A “Trump Account” resembles a traditional IRA mixed up with a Section 529 education savings plan account.  Annual contributions (currently maxed at $5,000, but indexed for inflation) can be made on behalf of any qualified child until the year that the child turns age 18.  (The child must be US Citizen with a Social Security number.)  Contributions can be made by anyone.  The bonus is that the US Government will contribute $1,000 for any child born between January 1, 2025 and December 31, 2028.  Additional bonus, your small business (Schedule C, Partnership, Sub-S, or regular Corporation) can contribute up to $2,500 a year for each of your children, and it’s tax deductible!  Also, other entities can contribute to Trump accounts with no limits.  It can only be invested in certain mutual funds and exchange traded funds though.  The earnings are accumulated tax-deferred.  Withdrawals are not permitted until the child turns 18.  At age 18, the account is converted to a regular IRA.  (That means, any withdrawals before the child turns 59 ½ are subject to the 10% early withdrawal penalty and well as regular income tax.)  NOTE:  If the child uses these funds for higher education , they will not incur the 10% early withdrawal penalty, but will pay regular income tax on the withdrawal.  Any withdrawals from a 529 account, are not subject to paying any income tax.
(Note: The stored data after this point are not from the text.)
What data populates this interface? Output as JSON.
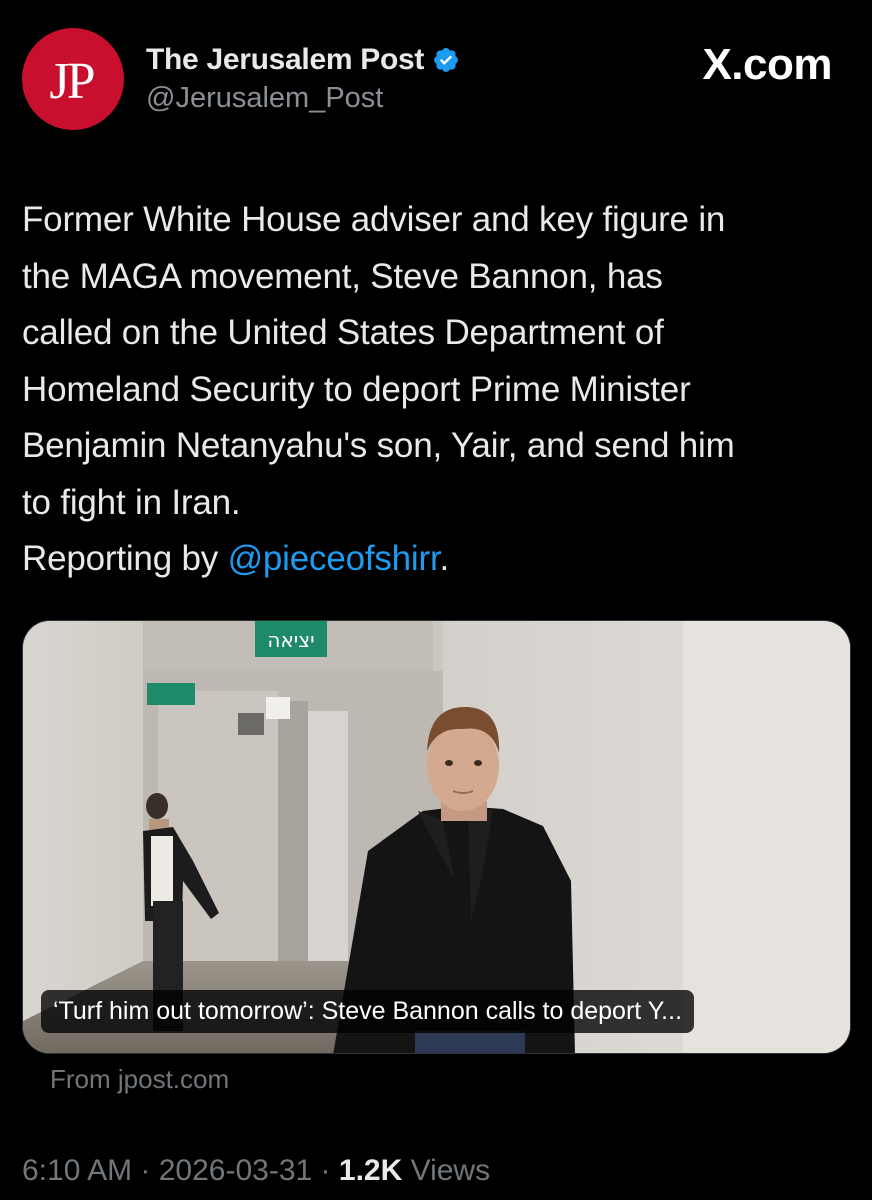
{
  "author": {
    "display_name": "The Jerusalem Post",
    "handle": "@Jerusalem_Post",
    "avatar_text": "JP",
    "avatar_color": "#c8102e",
    "verified_color": "#1d9bf0"
  },
  "brand": "X.com",
  "tweet": {
    "line_1": "Former White House adviser and key figure in",
    "line_2": "the MAGA movement, Steve Bannon, has",
    "line_3": "called on the United States Department of",
    "line_4": "Homeland Security to deport Prime Minister",
    "line_5": "Benjamin Netanyahu's son, Yair, and send him",
    "line_6": "to fight in Iran.",
    "reporting_prefix": "Reporting by ",
    "mention": "@pieceofshirr",
    "reporting_suffix": ".",
    "mention_color": "#1d9bf0"
  },
  "link_card": {
    "caption": "‘Turf him out tomorrow’: Steve Bannon calls to deport Y...",
    "source": "From jpost.com",
    "exit_sign_text": "יציאה"
  },
  "meta": {
    "time": "6:10 AM",
    "separator_1": " · ",
    "date": "2026-03-31",
    "separator_2": " · ",
    "views_count": "1.2K",
    "views_label": " Views"
  }
}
A regular traditional IRA requires earned income to have anything contributed.  Not a problem for older children who can get a job, or younger children who work for your small business.  It starts out and continues with all the regular IRA rules about distributions (must be 59 ½ to withdraw without penalty, etc.)  Of course, once again, a child can use their IRA funds for funding higher education and avoid the early withdrawal penalty, but still have to pay regular income tax on the withdrawals.

A regular 529 account can have unlimited contributions made (as long as you can justify the child’s expected future higher education costs) and you need to file a gift tax return if you currently give more than $19,000 per year.  The child can use up all the funds they need in a 529 account for higher education, and any unused 529 funds can be converted to a ROTH IRA.

So, which is best?  If you are not in a position to “hire” your child when they are young, then a Trump Account might be best, but you can only put in a current maximum of $5,000.  The current maximum contribution for an IRA is $7,500.  If your goal is for your child to have funds available for use in higher education costs without paying any income tax when withdrawn, then a 529 plan is the ticket.

Have you heard?  2 Corinthians 12:14b says, “For children are not obligated to save up for their parents, but parents for their children.”